C# – Testing a class that uses external interface

cmockingunit testing

I have a class that internally uses an interface that is defined externally. Testing this class becomes difficult since I need to mock out this interface but I am required to reference the external library (which may be quite big) since the test is in a separate test project. Are there any ways to decouple this interface so that I can mock out the interface and test it without having to include the external project or is it an inherit problem of how my solution is setup?

Best Answer

Bob Martin's post The Clean Architecture recommends that your class's dependencies should point inward, not outward.

The overriding rule that makes this architecture work is The Dependency Rule. This rule says that source code dependencies can only point inwards. Nothing in an inner circle can know anything at all about something in an outer circle. In particular, the name of something declared in an outer circle must not be mentioned by the code in the an inner circle. That includes, functions, classes. variables, or any other named software entity.

Followed to the letter it means that your inner library would not even reference an outer library at all. Instead, it would define its own interfaces, and then additional libraries would create compositions that combine your inner classes with implementations of the interfaces it depends on.

(I've never seen this done. I'm not deriding it as impractical. It sounds awesome and I want to implement it on a large scale before I die.)

On a smaller scale you can get some of the benefits from ensuring that your classes depend on interfaces that you define, not on externally defined interfaces.

Using a really simple example, you might define your own logging interface, like

public interface ILogger
{
    void LogException(Exception ex); 
}

Now if a class needs to log exceptions, it depends only on that interface, not on a Microsoft interface or a Windsor interface, or whatever.
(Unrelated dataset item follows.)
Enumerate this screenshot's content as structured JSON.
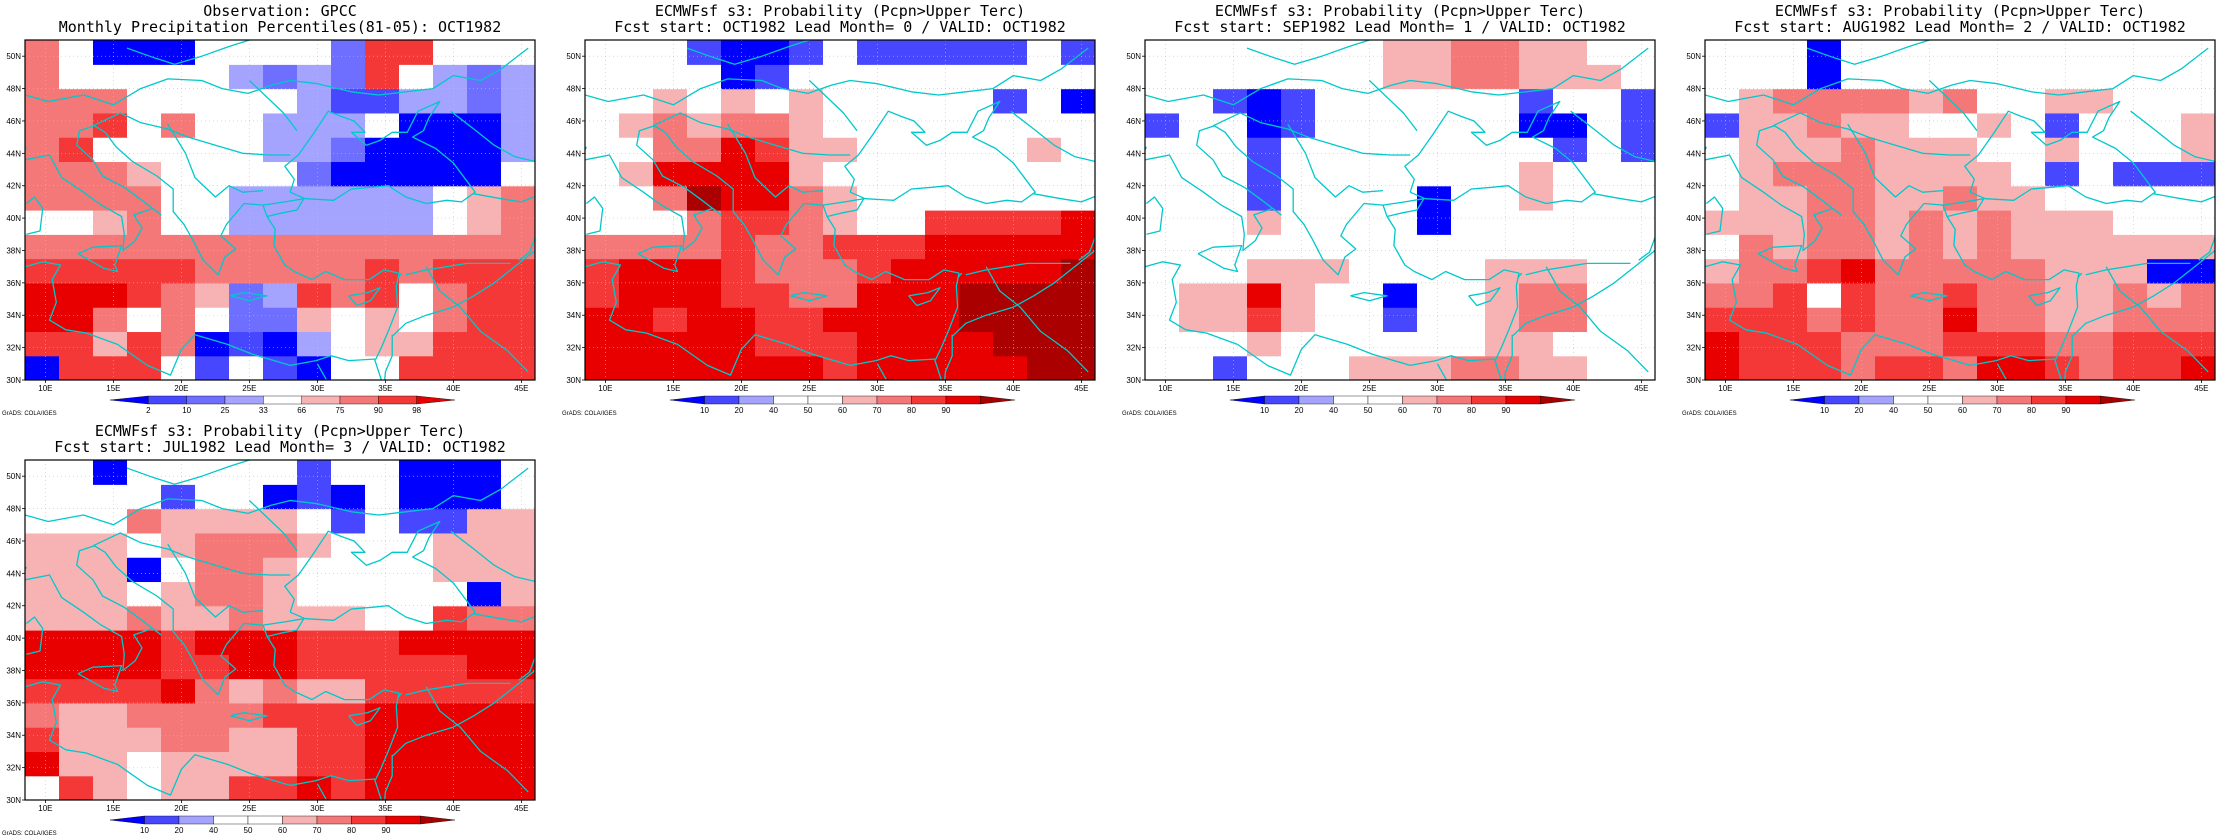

Then if you're using some external logging library, you create an implementation of ILogger that wraps a call to that library.

What's great about this is that now you're achieving interface segregation. Your classes are less likely to depend on whatever giant interfaces the world hands to them, and more likely to depend on small interfaces that provide exactly what that class needs.

Then, going back to your original question, those interfaces will be easy to mock. They might even be so small that your find it easier to use simple test double classes instead of a mocking framework. I like using Moq but sometimes all of those setups become difficult to read. If I can just as easily write a class like PermissionsValidatorThatAlwaysReturnsTrue then I might go ahead and write the few extra lines of code. The time might be saved when someone sees that class used in a test, navigates it, and sees what it does, as opposed to trying to figure out which Mock is being used and how it's set up.